Musical Times, Octber 1957

Notes and Comments

By Harold Rutland

Dennis Brain

That Dennis Brain's astonishing career should have been cut short at the age of thirty-six is both shocking and tragic. He once told me that his chief interest, apart from music, was driving fast cars; preferably, he said, abroad, 'where the roads are better'. It has been conjectured that he may have fallen asleep before his accident: he had, after all, been driving most of the night. But he was certainly a first-class driver, as his brother Leonard has testified.

   Sir Thomas Beecham described him as a prodigy. And a friend of mine, who played the horn with him in the R.A.F. Band during the war, called him a phenomenon, and confessed that it was almost alarming to sit near him during a performance. Whereas most horn-playes prepare themselves and their instrument in good time before they are called upon, Dennis Brain would sit there quite imperturbably until time came for him to play, when he would raise the instrument to his lips only a few seconds before, and exactly the right sound would come out at the right moment without any apparent effort.
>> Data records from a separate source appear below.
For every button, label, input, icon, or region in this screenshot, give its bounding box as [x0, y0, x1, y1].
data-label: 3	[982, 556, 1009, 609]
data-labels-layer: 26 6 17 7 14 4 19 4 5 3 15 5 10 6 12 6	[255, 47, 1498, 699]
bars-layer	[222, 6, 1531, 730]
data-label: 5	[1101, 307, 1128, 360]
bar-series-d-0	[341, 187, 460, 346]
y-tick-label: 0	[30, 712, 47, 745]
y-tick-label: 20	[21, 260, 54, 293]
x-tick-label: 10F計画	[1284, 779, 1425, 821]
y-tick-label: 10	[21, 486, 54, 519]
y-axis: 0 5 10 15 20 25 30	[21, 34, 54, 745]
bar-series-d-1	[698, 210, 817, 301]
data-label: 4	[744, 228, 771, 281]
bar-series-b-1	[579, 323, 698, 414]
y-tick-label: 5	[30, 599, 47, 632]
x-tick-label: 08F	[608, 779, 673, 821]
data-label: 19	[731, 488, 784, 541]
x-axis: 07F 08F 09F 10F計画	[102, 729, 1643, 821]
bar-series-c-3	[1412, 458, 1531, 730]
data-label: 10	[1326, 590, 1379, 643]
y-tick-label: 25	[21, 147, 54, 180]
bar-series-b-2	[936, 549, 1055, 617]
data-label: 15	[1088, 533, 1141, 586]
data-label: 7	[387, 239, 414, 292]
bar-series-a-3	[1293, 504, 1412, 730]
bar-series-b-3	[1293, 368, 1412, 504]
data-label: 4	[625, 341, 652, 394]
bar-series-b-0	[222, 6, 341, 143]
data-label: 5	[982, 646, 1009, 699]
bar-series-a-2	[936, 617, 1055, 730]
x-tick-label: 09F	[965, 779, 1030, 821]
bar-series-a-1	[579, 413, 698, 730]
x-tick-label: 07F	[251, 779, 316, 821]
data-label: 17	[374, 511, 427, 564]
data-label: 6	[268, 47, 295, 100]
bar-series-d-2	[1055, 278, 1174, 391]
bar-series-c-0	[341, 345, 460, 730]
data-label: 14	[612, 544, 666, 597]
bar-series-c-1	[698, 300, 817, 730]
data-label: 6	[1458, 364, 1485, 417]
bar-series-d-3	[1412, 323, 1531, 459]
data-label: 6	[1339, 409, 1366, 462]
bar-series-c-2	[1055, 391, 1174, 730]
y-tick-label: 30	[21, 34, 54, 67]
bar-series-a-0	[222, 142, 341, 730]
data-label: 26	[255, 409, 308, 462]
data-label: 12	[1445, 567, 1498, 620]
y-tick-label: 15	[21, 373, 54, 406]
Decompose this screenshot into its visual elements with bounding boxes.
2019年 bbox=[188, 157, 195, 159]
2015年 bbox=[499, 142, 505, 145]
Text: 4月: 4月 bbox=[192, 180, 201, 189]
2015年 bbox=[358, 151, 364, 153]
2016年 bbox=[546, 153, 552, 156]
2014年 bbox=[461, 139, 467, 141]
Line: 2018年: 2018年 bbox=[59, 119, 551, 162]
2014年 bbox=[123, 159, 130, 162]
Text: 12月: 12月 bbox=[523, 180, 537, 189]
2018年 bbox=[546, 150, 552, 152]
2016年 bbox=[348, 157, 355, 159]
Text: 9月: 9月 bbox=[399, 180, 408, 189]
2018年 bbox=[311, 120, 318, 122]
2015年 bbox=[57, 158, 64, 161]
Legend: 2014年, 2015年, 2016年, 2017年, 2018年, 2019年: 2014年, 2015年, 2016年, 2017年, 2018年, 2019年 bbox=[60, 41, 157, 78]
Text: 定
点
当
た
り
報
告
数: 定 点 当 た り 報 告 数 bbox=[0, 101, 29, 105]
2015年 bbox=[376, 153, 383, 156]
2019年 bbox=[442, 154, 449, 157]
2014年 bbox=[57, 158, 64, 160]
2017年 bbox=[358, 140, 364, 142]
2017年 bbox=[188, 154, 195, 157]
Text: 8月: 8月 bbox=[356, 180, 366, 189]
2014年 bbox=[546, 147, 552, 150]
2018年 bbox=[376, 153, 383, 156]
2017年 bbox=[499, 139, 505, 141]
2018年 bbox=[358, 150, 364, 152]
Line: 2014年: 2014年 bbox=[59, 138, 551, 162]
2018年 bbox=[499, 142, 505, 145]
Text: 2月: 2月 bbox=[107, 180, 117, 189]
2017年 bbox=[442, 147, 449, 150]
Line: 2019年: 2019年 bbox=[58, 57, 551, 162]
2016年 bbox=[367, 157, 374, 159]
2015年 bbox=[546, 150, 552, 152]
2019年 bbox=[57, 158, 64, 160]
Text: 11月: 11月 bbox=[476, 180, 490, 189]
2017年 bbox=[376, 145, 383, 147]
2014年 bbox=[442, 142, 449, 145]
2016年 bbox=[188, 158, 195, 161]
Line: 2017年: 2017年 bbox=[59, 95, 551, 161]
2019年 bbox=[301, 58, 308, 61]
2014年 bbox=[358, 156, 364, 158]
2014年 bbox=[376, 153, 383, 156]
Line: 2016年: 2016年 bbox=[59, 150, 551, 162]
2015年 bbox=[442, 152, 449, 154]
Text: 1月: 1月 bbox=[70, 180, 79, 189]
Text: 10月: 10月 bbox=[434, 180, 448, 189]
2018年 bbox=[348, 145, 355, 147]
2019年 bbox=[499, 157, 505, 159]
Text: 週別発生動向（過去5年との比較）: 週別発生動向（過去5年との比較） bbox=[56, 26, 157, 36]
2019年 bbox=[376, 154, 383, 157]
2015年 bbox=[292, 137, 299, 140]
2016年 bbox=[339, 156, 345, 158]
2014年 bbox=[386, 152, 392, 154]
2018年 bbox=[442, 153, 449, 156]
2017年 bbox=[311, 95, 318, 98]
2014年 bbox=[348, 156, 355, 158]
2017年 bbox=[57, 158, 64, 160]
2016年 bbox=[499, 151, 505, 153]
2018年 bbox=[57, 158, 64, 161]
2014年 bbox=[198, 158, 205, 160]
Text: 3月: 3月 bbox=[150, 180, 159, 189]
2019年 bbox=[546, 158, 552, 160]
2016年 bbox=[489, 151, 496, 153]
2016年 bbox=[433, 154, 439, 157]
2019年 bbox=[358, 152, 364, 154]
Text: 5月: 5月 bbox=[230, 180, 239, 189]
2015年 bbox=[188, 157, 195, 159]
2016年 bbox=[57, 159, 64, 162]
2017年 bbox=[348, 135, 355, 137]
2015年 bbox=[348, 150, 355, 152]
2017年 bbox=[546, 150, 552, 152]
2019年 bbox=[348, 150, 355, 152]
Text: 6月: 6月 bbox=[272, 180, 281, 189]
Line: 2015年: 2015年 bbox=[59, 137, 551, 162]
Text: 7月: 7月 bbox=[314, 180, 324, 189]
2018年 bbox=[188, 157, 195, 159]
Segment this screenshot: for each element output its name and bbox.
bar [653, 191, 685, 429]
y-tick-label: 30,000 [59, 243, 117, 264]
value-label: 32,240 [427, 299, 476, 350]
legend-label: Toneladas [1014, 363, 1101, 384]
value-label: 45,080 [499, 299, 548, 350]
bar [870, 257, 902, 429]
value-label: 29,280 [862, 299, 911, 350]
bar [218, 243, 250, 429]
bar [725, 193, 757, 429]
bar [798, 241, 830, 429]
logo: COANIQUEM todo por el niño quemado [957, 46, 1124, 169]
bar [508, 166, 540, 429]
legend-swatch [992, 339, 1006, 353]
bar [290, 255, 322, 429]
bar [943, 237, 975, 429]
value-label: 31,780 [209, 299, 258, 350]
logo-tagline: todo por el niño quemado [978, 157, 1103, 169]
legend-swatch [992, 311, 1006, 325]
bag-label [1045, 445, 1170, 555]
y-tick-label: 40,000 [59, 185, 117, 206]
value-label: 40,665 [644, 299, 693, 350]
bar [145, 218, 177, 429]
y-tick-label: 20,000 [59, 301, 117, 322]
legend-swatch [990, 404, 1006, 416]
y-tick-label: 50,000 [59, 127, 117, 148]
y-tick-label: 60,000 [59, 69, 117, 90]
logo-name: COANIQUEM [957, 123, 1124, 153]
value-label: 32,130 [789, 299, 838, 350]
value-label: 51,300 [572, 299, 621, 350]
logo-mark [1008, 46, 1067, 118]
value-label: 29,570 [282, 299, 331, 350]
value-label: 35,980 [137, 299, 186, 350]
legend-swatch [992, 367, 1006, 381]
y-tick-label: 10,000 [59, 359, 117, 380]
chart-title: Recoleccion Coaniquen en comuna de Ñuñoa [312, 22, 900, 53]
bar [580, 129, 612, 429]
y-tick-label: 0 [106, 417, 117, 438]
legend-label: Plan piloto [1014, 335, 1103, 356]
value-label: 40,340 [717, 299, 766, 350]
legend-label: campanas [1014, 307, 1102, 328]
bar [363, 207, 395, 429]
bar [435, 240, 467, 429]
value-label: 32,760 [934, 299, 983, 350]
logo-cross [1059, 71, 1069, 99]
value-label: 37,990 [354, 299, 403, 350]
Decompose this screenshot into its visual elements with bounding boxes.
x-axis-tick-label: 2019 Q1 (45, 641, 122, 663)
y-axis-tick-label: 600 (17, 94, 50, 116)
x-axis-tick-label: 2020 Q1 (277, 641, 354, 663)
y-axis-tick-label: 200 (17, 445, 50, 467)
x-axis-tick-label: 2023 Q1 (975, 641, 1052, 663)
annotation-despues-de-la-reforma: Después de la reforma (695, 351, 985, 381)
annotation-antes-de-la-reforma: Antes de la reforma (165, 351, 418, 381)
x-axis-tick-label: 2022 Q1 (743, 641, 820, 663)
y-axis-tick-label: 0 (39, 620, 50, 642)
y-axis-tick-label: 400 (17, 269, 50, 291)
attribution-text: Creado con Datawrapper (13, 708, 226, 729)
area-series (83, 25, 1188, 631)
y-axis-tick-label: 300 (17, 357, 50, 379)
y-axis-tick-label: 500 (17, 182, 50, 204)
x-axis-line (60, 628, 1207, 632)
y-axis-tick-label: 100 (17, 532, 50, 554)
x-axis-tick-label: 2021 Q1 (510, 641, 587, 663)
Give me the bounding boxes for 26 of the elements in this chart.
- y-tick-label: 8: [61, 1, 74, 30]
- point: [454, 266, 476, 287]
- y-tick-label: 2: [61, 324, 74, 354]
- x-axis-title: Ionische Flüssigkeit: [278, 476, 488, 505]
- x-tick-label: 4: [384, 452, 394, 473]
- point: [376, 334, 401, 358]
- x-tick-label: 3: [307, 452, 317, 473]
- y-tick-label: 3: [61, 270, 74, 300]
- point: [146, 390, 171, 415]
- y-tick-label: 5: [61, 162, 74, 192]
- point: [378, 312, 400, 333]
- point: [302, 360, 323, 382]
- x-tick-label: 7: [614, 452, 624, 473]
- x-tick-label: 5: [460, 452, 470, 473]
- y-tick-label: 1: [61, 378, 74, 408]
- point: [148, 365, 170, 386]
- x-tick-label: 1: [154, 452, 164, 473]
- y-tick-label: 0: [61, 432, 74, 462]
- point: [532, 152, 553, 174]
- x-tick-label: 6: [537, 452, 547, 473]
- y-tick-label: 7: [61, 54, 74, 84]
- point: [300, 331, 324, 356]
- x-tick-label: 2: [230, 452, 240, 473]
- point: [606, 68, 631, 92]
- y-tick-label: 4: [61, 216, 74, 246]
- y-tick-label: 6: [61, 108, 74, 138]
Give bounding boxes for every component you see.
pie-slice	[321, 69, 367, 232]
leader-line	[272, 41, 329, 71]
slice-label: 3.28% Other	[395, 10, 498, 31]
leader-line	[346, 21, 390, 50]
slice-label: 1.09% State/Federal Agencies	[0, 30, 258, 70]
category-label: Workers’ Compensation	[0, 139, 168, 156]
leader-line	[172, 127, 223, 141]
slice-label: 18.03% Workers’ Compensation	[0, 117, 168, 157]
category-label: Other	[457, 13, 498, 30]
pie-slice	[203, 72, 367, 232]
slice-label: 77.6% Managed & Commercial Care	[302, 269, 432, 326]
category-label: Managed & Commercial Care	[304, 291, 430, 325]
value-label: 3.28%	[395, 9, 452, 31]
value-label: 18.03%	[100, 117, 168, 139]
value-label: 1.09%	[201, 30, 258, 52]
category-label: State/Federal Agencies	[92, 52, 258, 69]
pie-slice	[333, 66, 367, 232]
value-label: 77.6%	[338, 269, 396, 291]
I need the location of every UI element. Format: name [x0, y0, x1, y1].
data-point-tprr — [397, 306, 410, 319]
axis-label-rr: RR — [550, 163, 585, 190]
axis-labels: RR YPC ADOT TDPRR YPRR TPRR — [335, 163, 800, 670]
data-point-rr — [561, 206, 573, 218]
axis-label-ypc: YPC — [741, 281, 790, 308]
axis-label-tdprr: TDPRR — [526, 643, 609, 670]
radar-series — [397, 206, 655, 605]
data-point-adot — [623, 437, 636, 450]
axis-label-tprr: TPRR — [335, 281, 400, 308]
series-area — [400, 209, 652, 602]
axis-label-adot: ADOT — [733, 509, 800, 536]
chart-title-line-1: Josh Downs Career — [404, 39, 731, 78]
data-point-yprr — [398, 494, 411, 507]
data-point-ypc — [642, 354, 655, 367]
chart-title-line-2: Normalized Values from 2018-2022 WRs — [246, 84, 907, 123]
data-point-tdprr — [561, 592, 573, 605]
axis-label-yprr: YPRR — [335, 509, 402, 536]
He himself said in his unassuming way, that he had simply been lucky. He was certainly lucky to be born into the right kind of family. His grandfather, his father and two of his uncles, all played the horn. Aubray Brain, his father, is of course, a famous horn player, he was principal horn of the B.B.C. Symphony Orchestra from 1930, when it was founded, until 1945. And Alfred Brain, Dennis's uncle, was for many years principal horn in the Queen's Hall Orchestra under Sir Henry Wood; for the past thirty years or so he has lived and worked in America. In spite of this family tradition, the pressure was brought to bear on Dennis to take up the instrument; he did so, of his own free will, when he was fifteen. It may be worth putting on record what Hindemith wrote in Dennis Brain's copy of the Horn Concerto he composed for him, after its first performance at Baden-Baden in 1950: 'To the unsurpassed Urauffuhrer of this piece. A grateful composer'.